Lire ou relire : « L’anté-peuple », un chef d’œuvre signé Sony Labou Tansi


« Mon cher, cesse de déconner : le temps appartient au peuple et à Dieu », cette apostrophe figurant à la chute du récit dit la leçon de morale que ce roman véhicule. Ce ton injonctif et prophétique proche de Victor Hugo détonne de l’engagement de l’auteur contre la tyrannie dans les Etats africains postcoloniaux. Si hier la première vague des écrivains africains et négro-américains ont combattu le racisme et l’oppression des Blancs sur l’homme noir, une deuxième génération d’écrivains vers les années 1980 se sont tournés vers leur nation et continent pour dénoncer les abus des pouvoirs contre le peuple. Chacun essayant de démontrer à sa manière la traitrise de l’homme noir vis-à-vis de son semblable, invitant ainsi ceux-ci à l’autocritique et à la solidarité pour surmonter ensemble les vrais problèmes de la société afin d’« entrer dans l’Histoire » à l’image des Chinois, Singapouriens, Cubains ou Dubaïotes.    

L’Afrique décrite par Sony, Henri Lopez et bien d’autres, est celle dont la franchise de Nicolas Sarkozy ou de Donald Trump a suscité des remous il y a quelques années. Et pourtant ici le roman « L’anté-peuple » offre le même décor abject : « l’Afrique, cette grosse merde où tout le monde refuse sa place. Un merdier, un moche merdier, ce monde ! Ni plus ni moins qu’un grand marché de merde. »  Telle est la pensée de Dadou, personnage principal peint dans la peau d’un cadre dévoué victime d’invective et de violence populaire à cause d’une fausse accusation non vérifiée. Sous le martyre d’une justice corrompue, il s’évade de la prison et s’exile sur l’autre rive du fleuve. Dans ce pays de même, le climat sociopolitique est peu reluisant. Il ne laisse plus que de lutter pour la survie.
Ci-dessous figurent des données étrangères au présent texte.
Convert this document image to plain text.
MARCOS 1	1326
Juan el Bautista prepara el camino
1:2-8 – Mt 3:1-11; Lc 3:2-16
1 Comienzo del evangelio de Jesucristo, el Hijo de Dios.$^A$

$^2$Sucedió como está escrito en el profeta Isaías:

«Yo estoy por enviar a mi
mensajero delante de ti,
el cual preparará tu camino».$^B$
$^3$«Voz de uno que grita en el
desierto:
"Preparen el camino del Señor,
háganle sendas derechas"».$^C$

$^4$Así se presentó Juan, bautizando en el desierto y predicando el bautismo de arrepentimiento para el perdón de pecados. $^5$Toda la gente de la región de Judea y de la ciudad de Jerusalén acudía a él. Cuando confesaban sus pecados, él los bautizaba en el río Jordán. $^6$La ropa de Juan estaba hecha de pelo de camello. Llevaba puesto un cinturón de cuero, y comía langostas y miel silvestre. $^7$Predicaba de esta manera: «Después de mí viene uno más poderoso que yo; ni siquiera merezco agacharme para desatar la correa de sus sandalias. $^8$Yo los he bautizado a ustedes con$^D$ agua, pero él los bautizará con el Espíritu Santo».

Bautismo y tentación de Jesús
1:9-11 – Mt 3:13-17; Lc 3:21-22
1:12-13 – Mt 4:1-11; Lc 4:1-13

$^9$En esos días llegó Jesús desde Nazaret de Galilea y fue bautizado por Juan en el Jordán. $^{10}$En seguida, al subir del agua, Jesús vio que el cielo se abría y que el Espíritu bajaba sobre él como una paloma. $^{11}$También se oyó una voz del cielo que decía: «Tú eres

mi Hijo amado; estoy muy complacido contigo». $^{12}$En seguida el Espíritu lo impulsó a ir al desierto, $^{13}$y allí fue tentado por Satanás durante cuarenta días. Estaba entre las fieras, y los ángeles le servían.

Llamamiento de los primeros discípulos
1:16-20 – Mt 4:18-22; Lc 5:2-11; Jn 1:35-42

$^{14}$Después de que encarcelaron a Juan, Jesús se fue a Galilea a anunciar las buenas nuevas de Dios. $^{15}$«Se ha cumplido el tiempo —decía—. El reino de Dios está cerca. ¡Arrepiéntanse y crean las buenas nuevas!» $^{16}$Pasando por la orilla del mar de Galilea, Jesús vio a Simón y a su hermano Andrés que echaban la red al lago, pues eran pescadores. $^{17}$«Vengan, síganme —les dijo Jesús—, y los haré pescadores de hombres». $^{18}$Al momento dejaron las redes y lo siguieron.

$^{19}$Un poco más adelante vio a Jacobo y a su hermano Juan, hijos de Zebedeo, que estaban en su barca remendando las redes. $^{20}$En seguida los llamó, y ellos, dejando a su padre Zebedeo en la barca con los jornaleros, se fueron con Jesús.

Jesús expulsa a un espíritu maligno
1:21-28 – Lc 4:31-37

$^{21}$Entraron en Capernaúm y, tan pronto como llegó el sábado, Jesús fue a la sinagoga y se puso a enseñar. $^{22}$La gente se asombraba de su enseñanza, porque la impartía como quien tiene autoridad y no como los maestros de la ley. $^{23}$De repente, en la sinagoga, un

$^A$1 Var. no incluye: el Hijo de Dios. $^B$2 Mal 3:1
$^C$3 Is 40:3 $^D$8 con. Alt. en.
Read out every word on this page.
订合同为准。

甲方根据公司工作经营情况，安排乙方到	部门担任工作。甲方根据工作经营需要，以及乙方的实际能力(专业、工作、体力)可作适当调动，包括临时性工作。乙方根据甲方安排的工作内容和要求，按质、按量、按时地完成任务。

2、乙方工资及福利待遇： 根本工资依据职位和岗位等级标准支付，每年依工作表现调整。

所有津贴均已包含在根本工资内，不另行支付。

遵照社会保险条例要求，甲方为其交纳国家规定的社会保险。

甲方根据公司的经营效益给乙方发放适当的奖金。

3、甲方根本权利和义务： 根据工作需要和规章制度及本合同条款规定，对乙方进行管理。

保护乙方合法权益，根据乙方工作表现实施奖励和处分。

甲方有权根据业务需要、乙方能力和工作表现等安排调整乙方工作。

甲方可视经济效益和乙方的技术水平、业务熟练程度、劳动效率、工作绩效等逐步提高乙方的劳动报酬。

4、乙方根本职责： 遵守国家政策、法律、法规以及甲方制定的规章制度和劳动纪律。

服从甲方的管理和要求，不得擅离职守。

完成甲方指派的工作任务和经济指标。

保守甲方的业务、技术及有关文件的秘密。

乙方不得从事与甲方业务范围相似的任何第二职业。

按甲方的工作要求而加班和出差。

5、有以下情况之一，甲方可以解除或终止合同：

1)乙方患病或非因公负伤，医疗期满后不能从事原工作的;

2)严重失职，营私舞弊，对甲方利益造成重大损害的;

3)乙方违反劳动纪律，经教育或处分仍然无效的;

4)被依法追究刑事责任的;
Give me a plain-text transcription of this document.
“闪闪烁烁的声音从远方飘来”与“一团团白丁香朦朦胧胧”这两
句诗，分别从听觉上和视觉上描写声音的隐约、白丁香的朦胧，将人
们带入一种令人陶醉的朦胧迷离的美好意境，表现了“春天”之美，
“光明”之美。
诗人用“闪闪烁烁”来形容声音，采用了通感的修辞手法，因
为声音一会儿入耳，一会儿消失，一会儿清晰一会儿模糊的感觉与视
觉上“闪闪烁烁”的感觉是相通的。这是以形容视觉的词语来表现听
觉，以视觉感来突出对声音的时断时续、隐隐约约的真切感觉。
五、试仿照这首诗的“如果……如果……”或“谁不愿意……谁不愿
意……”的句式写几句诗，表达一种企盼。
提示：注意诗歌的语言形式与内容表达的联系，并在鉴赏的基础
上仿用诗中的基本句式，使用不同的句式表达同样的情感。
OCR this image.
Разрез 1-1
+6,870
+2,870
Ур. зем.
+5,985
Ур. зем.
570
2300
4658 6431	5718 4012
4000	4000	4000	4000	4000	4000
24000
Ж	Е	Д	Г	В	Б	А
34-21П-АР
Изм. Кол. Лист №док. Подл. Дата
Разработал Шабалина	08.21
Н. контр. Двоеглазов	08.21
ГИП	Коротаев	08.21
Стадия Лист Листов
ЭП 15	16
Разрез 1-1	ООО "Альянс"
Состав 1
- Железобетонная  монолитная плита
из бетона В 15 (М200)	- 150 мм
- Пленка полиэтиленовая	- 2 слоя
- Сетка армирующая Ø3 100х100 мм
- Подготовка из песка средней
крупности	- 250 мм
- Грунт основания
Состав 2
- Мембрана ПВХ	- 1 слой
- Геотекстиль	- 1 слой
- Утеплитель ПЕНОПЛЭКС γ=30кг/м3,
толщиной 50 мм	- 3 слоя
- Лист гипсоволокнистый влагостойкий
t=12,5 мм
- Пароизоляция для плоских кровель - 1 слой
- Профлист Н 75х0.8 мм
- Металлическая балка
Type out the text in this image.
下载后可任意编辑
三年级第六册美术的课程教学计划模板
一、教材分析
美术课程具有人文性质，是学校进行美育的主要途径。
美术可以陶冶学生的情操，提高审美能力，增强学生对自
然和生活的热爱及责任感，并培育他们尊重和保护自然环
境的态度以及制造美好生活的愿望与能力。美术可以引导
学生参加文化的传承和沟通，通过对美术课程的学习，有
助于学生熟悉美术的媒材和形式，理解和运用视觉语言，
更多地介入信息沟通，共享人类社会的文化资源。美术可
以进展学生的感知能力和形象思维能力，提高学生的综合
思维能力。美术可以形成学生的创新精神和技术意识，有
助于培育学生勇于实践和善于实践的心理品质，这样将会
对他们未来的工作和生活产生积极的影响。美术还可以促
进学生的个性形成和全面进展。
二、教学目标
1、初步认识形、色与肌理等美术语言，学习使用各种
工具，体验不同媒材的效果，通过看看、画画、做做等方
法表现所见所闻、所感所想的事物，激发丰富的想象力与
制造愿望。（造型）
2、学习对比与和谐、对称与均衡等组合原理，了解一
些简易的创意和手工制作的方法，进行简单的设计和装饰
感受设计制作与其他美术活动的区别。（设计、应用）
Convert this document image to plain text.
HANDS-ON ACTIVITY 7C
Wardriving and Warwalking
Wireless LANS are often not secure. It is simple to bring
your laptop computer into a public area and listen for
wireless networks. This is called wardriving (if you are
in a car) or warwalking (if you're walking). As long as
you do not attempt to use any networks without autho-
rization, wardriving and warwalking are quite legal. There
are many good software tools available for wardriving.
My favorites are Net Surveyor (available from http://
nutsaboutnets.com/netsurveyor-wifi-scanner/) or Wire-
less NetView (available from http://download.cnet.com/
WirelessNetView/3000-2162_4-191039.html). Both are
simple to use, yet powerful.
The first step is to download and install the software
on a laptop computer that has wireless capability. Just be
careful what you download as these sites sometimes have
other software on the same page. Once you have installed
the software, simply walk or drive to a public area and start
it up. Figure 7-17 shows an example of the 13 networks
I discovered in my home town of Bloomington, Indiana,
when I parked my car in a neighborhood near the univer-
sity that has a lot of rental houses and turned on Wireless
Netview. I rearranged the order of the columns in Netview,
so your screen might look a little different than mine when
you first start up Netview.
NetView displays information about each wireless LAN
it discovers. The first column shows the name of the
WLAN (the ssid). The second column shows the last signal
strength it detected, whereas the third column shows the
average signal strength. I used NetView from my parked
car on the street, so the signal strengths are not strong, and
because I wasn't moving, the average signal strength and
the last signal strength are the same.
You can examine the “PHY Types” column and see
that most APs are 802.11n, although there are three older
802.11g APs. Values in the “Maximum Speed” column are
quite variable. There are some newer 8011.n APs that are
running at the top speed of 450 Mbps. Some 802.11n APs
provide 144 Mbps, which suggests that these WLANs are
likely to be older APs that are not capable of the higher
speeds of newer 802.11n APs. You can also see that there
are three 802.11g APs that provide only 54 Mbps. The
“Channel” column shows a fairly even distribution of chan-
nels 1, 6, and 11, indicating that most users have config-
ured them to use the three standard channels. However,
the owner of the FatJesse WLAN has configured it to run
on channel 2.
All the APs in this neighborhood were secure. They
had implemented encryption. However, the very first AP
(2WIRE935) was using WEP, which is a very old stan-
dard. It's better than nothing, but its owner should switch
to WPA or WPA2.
Cette trame tragique présente toutefois un cri d’espérance : « Dans dix ou vingt ans, vous savez, nos enfants haïront le béret comme nous avons haï le colon. Et commencera la nouvelle décolonisation. La plus importante, la première révolution : le béret contre le cœur et le cerveau. Si ça peut venir, alors il n’y aura pas de fin. Il y aura le commencement. J’aime mieux le commencement. La haine sera passée. Le sang, la chair, le béret. On aura alors nos Marx, nos Lénine, nos Mao, nos Christ, nos Mahomet, nos Shakespeare, nos « nous-mêmes ».   

Auteur d’une vingtaine d’ouvrages à effet de fiction, Sony Labou Tansi est l’un des chefs de file de la littérature francophone. Natif du Congo en 1947 où il a vécu jusqu’à sa mort en 1995. Son roman « L’anté-peuple » fait partie des livres au programme en classe de première au lycée avec « L’étranger » d’Albert Camus.